Patients with HER2-positive gastric/gastroesophageal junction (GEJ) cancer responded to the treatment combination of CD47 blocker evorpacept with trastuzumab, Cyramza (ramucirumab) and paclitaxel in greater numbers than those treated with trastuzumab, Cyramza and paclitaxel, according to recently released interim data from the phase 2 ASPEN-06 clinical trial.
The trial established that there were 54 patients in total, who were randomized across two groups, with second and third line gastric/GEJ cancer. From a prespecified interim analysis of results, there was an overall response rate (ORR, patients whose disease responded partially or totally to treatment) of 52% among those treated with evorpacept, trastuzumab, Cyramza and paclitaxel versus an ORR of 22% of patients treated with trastuzumab, Cyramza and paclitaxel, according to a news release from immuno-oncology company ALX Oncology Holdings Inc., the developer of evorpacept.
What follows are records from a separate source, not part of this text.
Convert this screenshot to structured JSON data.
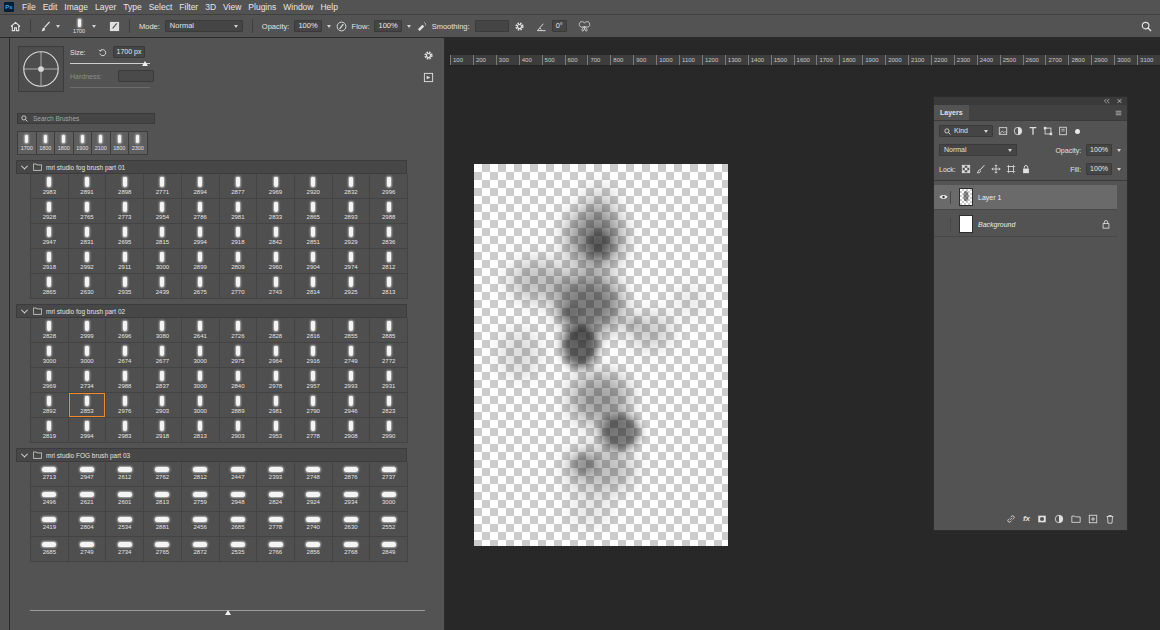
{
  "app": {
    "logo": "Ps"
  },
  "menu": [
    "File",
    "Edit",
    "Image",
    "Layer",
    "Type",
    "Select",
    "Filter",
    "3D",
    "View",
    "Plugins",
    "Window",
    "Help"
  ],
  "options_bar": {
    "brush_size": "1700",
    "mode_label": "Mode:",
    "mode": "Normal",
    "opacity_label": "Opacity:",
    "opacity": "100%",
    "flow_label": "Flow:",
    "flow": "100%",
    "smoothing_label": "Smoothing:",
    "angle": "0°"
  },
  "brush_panel": {
    "size_label": "Size:",
    "size_value": "1700 px",
    "size_level": 0.94,
    "hardness_label": "Hardness:",
    "hardness_disabled": true,
    "search_placeholder": "Search Brushes",
    "recent": [
      {
        "size": "1700",
        "selected": false
      },
      {
        "size": "1800",
        "selected": false
      },
      {
        "size": "1800",
        "selected": false
      },
      {
        "size": "1900",
        "selected": false
      },
      {
        "size": "2100",
        "selected": false
      },
      {
        "size": "1800",
        "selected": false
      },
      {
        "size": "2300",
        "selected": false
      }
    ],
    "groups": [
      {
        "name": "mri studio fog brush part 01",
        "expanded": true,
        "kind": "tall",
        "brushes": [
          {
            "size": "2983",
            "selected": false
          },
          {
            "size": "2891",
            "selected": false
          },
          {
            "size": "2898",
            "selected": false
          },
          {
            "size": "2771",
            "selected": false
          },
          {
            "size": "2894",
            "selected": false
          },
          {
            "size": "2877",
            "selected": false
          },
          {
            "size": "2969",
            "selected": false
          },
          {
            "size": "2920",
            "selected": false
          },
          {
            "size": "2832",
            "selected": false
          },
          {
            "size": "2996",
            "selected": false
          },
          {
            "size": "2928",
            "selected": false
          },
          {
            "size": "2765",
            "selected": false
          },
          {
            "size": "2773",
            "selected": false
          },
          {
            "size": "2954",
            "selected": false
          },
          {
            "size": "2786",
            "selected": false
          },
          {
            "size": "2981",
            "selected": false
          },
          {
            "size": "2833",
            "selected": false
          },
          {
            "size": "2865",
            "selected": false
          },
          {
            "size": "2893",
            "selected": false
          },
          {
            "size": "2988",
            "selected": false
          },
          {
            "size": "2947",
            "selected": false
          },
          {
            "size": "2831",
            "selected": false
          },
          {
            "size": "2695",
            "selected": false
          },
          {
            "size": "2815",
            "selected": false
          },
          {
            "size": "2994",
            "selected": false
          },
          {
            "size": "2918",
            "selected": false
          },
          {
            "size": "2842",
            "selected": false
          },
          {
            "size": "2851",
            "selected": false
          },
          {
            "size": "2929",
            "selected": false
          },
          {
            "size": "2836",
            "selected": false
          },
          {
            "size": "2918",
            "selected": false
          },
          {
            "size": "2992",
            "selected": false
          },
          {
            "size": "2911",
            "selected": false
          },
          {
            "size": "3000",
            "selected": false
          },
          {
            "size": "2899",
            "selected": false
          },
          {
            "size": "2809",
            "selected": false
          },
          {
            "size": "2960",
            "selected": false
          },
          {
            "size": "2904",
            "selected": false
          },
          {
            "size": "2974",
            "selected": false
          },
          {
            "size": "2812",
            "selected": false
          },
          {
            "size": "2865",
            "selected": false
          },
          {
            "size": "2630",
            "selected": false
          },
          {
            "size": "2935",
            "selected": false
          },
          {
            "size": "2439",
            "selected": false
          },
          {
            "size": "2675",
            "selected": false
          },
          {
            "size": "2770",
            "selected": false
          },
          {
            "size": "2743",
            "selected": false
          },
          {
            "size": "2814",
            "selected": false
          },
          {
            "size": "2925",
            "selected": false
          },
          {
            "size": "2813",
            "selected": false
          }
        ]
      },
      {
        "name": "mri studio fog brush part 02",
        "expanded": true,
        "kind": "tall",
        "brushes": [
          {
            "size": "2828",
            "selected": false
          },
          {
            "size": "2999",
            "selected": false
          },
          {
            "size": "2696",
            "selected": false
          },
          {
            "size": "3080",
            "selected": false
          },
          {
            "size": "2641",
            "selected": false
          },
          {
            "size": "2726",
            "selected": false
          },
          {
            "size": "2828",
            "selected": false
          },
          {
            "size": "2816",
            "selected": false
          },
          {
            "size": "2855",
            "selected": false
          },
          {
            "size": "2885",
            "selected": false
          },
          {
            "size": "3000",
            "selected": false
          },
          {
            "size": "3000",
            "selected": false
          },
          {
            "size": "2674",
            "selected": false
          },
          {
            "size": "2677",
            "selected": false
          },
          {
            "size": "3000",
            "selected": false
          },
          {
            "size": "2975",
            "selected": false
          },
          {
            "size": "2964",
            "selected": false
          },
          {
            "size": "2916",
            "selected": false
          },
          {
            "size": "2749",
            "selected": false
          },
          {
            "size": "2772",
            "selected": false
          },
          {
            "size": "2969",
            "selected": false
          },
          {
            "size": "2734",
            "selected": false
          },
          {
            "size": "2988",
            "selected": false
          },
          {
            "size": "2837",
            "selected": false
          },
          {
            "size": "3000",
            "selected": false
          },
          {
            "size": "2840",
            "selected": false
          },
          {
            "size": "2978",
            "selected": false
          },
          {
            "size": "2957",
            "selected": false
          },
          {
            "size": "2993",
            "selected": false
          },
          {
            "size": "2931",
            "selected": false
          },
          {
            "size": "2892",
            "selected": false
          },
          {
            "size": "2853",
            "selected": true
          },
          {
            "size": "2976",
            "selected": false
          },
          {
            "size": "2903",
            "selected": false
          },
          {
            "size": "3000",
            "selected": false
          },
          {
            "size": "2889",
            "selected": false
          },
          {
            "size": "2981",
            "selected": false
          },
          {
            "size": "2790",
            "selected": false
          },
          {
            "size": "2946",
            "selected": false
          },
          {
            "size": "2823",
            "selected": false
          },
          {
            "size": "2819",
            "selected": false
          },
          {
            "size": "2994",
            "selected": false
          },
          {
            "size": "2983",
            "selected": false
          },
          {
            "size": "2918",
            "selected": false
          },
          {
            "size": "2813",
            "selected": false
          },
          {
            "size": "2903",
            "selected": false
          },
          {
            "size": "2953",
            "selected": false
          },
          {
            "size": "2778",
            "selected": false
          },
          {
            "size": "2908",
            "selected": false
          },
          {
            "size": "2990",
            "selected": false
          }
        ]
      },
      {
        "name": "mri studio FOG brush part 03",
        "expanded": true,
        "kind": "wide",
        "brushes": [
          {
            "size": "2713",
            "selected": false
          },
          {
            "size": "2947",
            "selected": false
          },
          {
            "size": "2612",
            "selected": false
          },
          {
            "size": "2762",
            "selected": false
          },
          {
            "size": "2812",
            "selected": false
          },
          {
            "size": "2447",
            "selected": false
          },
          {
            "size": "2393",
            "selected": false
          },
          {
            "size": "2748",
            "selected": false
          },
          {
            "size": "2876",
            "selected": false
          },
          {
            "size": "2737",
            "selected": false
          },
          {
            "size": "2496",
            "selected": false
          },
          {
            "size": "2621",
            "selected": false
          },
          {
            "size": "2601",
            "selected": false
          },
          {
            "size": "2813",
            "selected": false
          },
          {
            "size": "2759",
            "selected": false
          },
          {
            "size": "2948",
            "selected": false
          },
          {
            "size": "2824",
            "selected": false
          },
          {
            "size": "2924",
            "selected": false
          },
          {
            "size": "2934",
            "selected": false
          },
          {
            "size": "3000",
            "selected": false
          },
          {
            "size": "2419",
            "selected": false
          },
          {
            "size": "2804",
            "selected": false
          },
          {
            "size": "2534",
            "selected": false
          },
          {
            "size": "2881",
            "selected": false
          },
          {
            "size": "2456",
            "selected": false
          },
          {
            "size": "2685",
            "selected": false
          },
          {
            "size": "2778",
            "selected": false
          },
          {
            "size": "2740",
            "selected": false
          },
          {
            "size": "2630",
            "selected": false
          },
          {
            "size": "2552",
            "selected": false
          },
          {
            "size": "2685",
            "selected": false
          },
          {
            "size": "2749",
            "selected": false
          },
          {
            "size": "2734",
            "selected": false
          },
          {
            "size": "2765",
            "selected": false
          },
          {
            "size": "2872",
            "selected": false
          },
          {
            "size": "2535",
            "selected": false
          },
          {
            "size": "2766",
            "selected": false
          },
          {
            "size": "2856",
            "selected": false
          },
          {
            "size": "2768",
            "selected": false
          },
          {
            "size": "2849",
            "selected": false
          }
        ]
      }
    ],
    "thumb_size_level": 0.5
  },
  "ruler": [
    "100",
    "200",
    "300",
    "400",
    "500",
    "600",
    "700",
    "800",
    "900",
    "1000",
    "1100",
    "1200",
    "1300",
    "1400",
    "1500",
    "1600",
    "1700",
    "1800",
    "1900",
    "2000",
    "2100",
    "2200",
    "2300",
    "2400",
    "2500",
    "2600",
    "2700",
    "2800",
    "2900",
    "3000",
    "3100"
  ],
  "layers_panel": {
    "title": "Layers",
    "filter": "Kind",
    "blend_mode": "Normal",
    "opacity_label": "Opacity:",
    "opacity": "100%",
    "lock_label": "Lock:",
    "fill_label": "Fill:",
    "fill": "100%",
    "fx_label": "fx",
    "layers": [
      {
        "name": "Layer 1",
        "kind": "pixels",
        "visible": true,
        "selected": true,
        "locked": false
      },
      {
        "name": "Background",
        "kind": "background",
        "visible": false,
        "selected": false,
        "locked": true
      }
    ]
  }
}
“The ASPEN-06 clinical trial validates the potential of evorpacept both in solid tumors and in combination with anti-cancer antibodies and these data highlight the drug’s potential as a first-in-class foundational immunotherapy,” said Dr. Sophia Randolph, chief medical officer of ALX Oncology, in the news release. “We are highly encouraged by these initial randomized efficacy and safety results in gastric cancer that build upon the activity previously seen in our first-in-human study and represent the first positive randomized clinical trial data presented for any CD47 blocker.”
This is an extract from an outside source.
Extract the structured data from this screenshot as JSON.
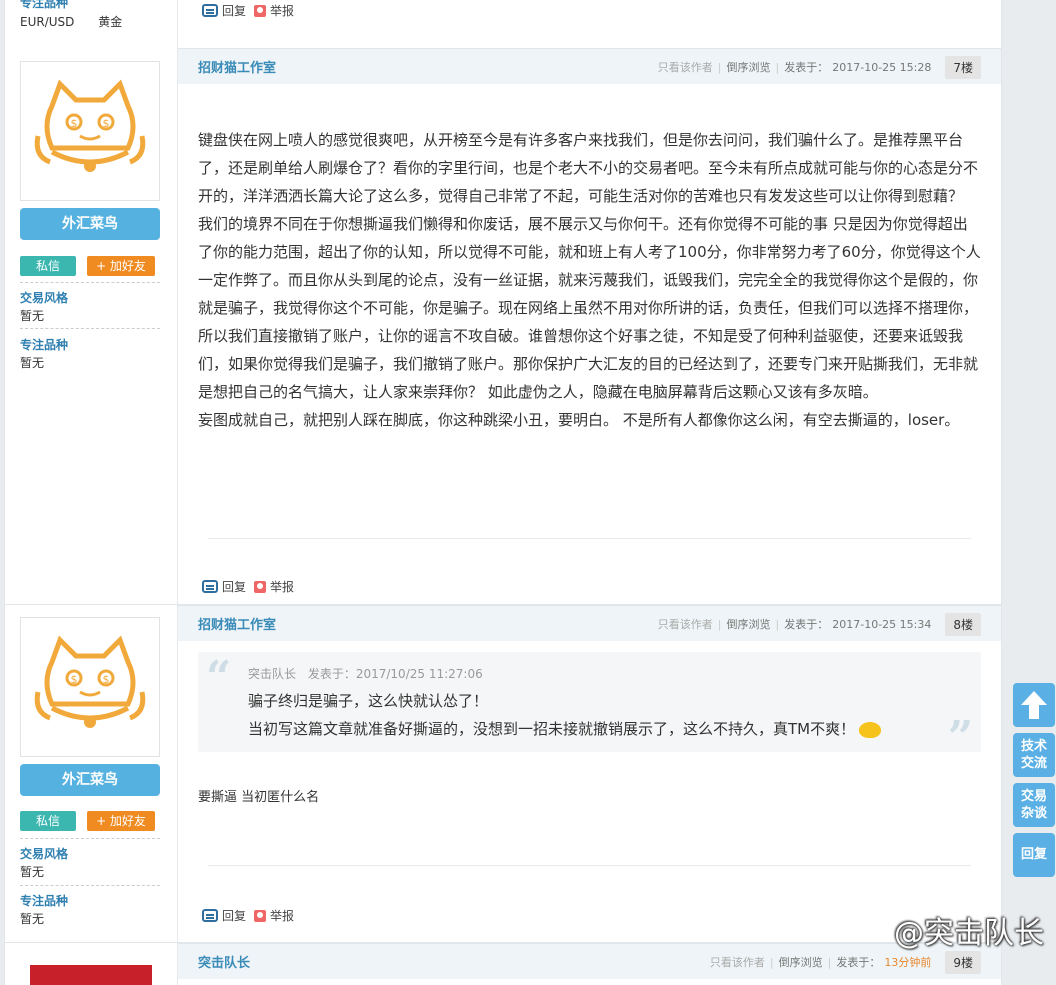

Final analysis from ASPEN-06 will be reported in the second quarter of 2024, with initiation of phase 3 of the trial planned for late 2024, Randolph said.
ASPEN-06 launched in January of 2022, and expects to enroll approximately 450 patients across both phases, according the trial’s listing on clinicaltrials.gov. It was announced in March of 2022 that the first patient had been dosed in the trial, which is estimated to be completed in August of 2028.
Participating patients have “HER2-overexpressing advanced or metastatic gastric or gastroesophageal junction adenocarcinoma that has progressed on or after a prior HER2-directed agent and fluoropyrimidine- or platinum-containing chemotherapy (second-line or third-line),” according to information on clinicaltrials.gov.
Median duration of response for the evorpacept arm had not been released by the time of the interim data’s release, and was 7.4 months for the control group, according to the news release.
“These data in gastric cancer represent the first positive initial result in a randomized trial setting of blocking the CD47 immune checkpoint pathway with a CD47 blocker that has an inactive Fc effector function in order to treat patients living with advanced gastric cancer,” said Dr. Keun Wook Lee, professor at Seoul National University College of Medicine and principal investigator of ASPEN-06, in the news release. “Patients with advanced disease face poor outcomes following progression on initial treatment with HER2-directed therapy. Evorpacept could represent a breakthrough in therapy and a potential paradigm shift in the gastric cancer care continuum.”
Gastric cancer starts in the cells that line the stomach, and gastroesophageal junction adenocarcinoma is a cancer that forms in the area where the esophagus meets the gastric cardia, which begins in the top inch of the stomach, as the National Cancer Institute explained.
Evorpacept, ALX Oncology explained in the news release, “block(s) the CD47 immune checkpoint inhibitor and bridge(s) the innate and adaptive immune system. ALX Oncology’s lead product candidate, evorpacept, is a next generation CD47 blocking therapeutic that combines a high-affinity CD47 binding domain with an inactivated, proprietary Fc domain. Evorpacept has demonstrated promising clinical responses across a range of hematologic and solid malignancies in combination with a number of leading anti-cancer antibodies.”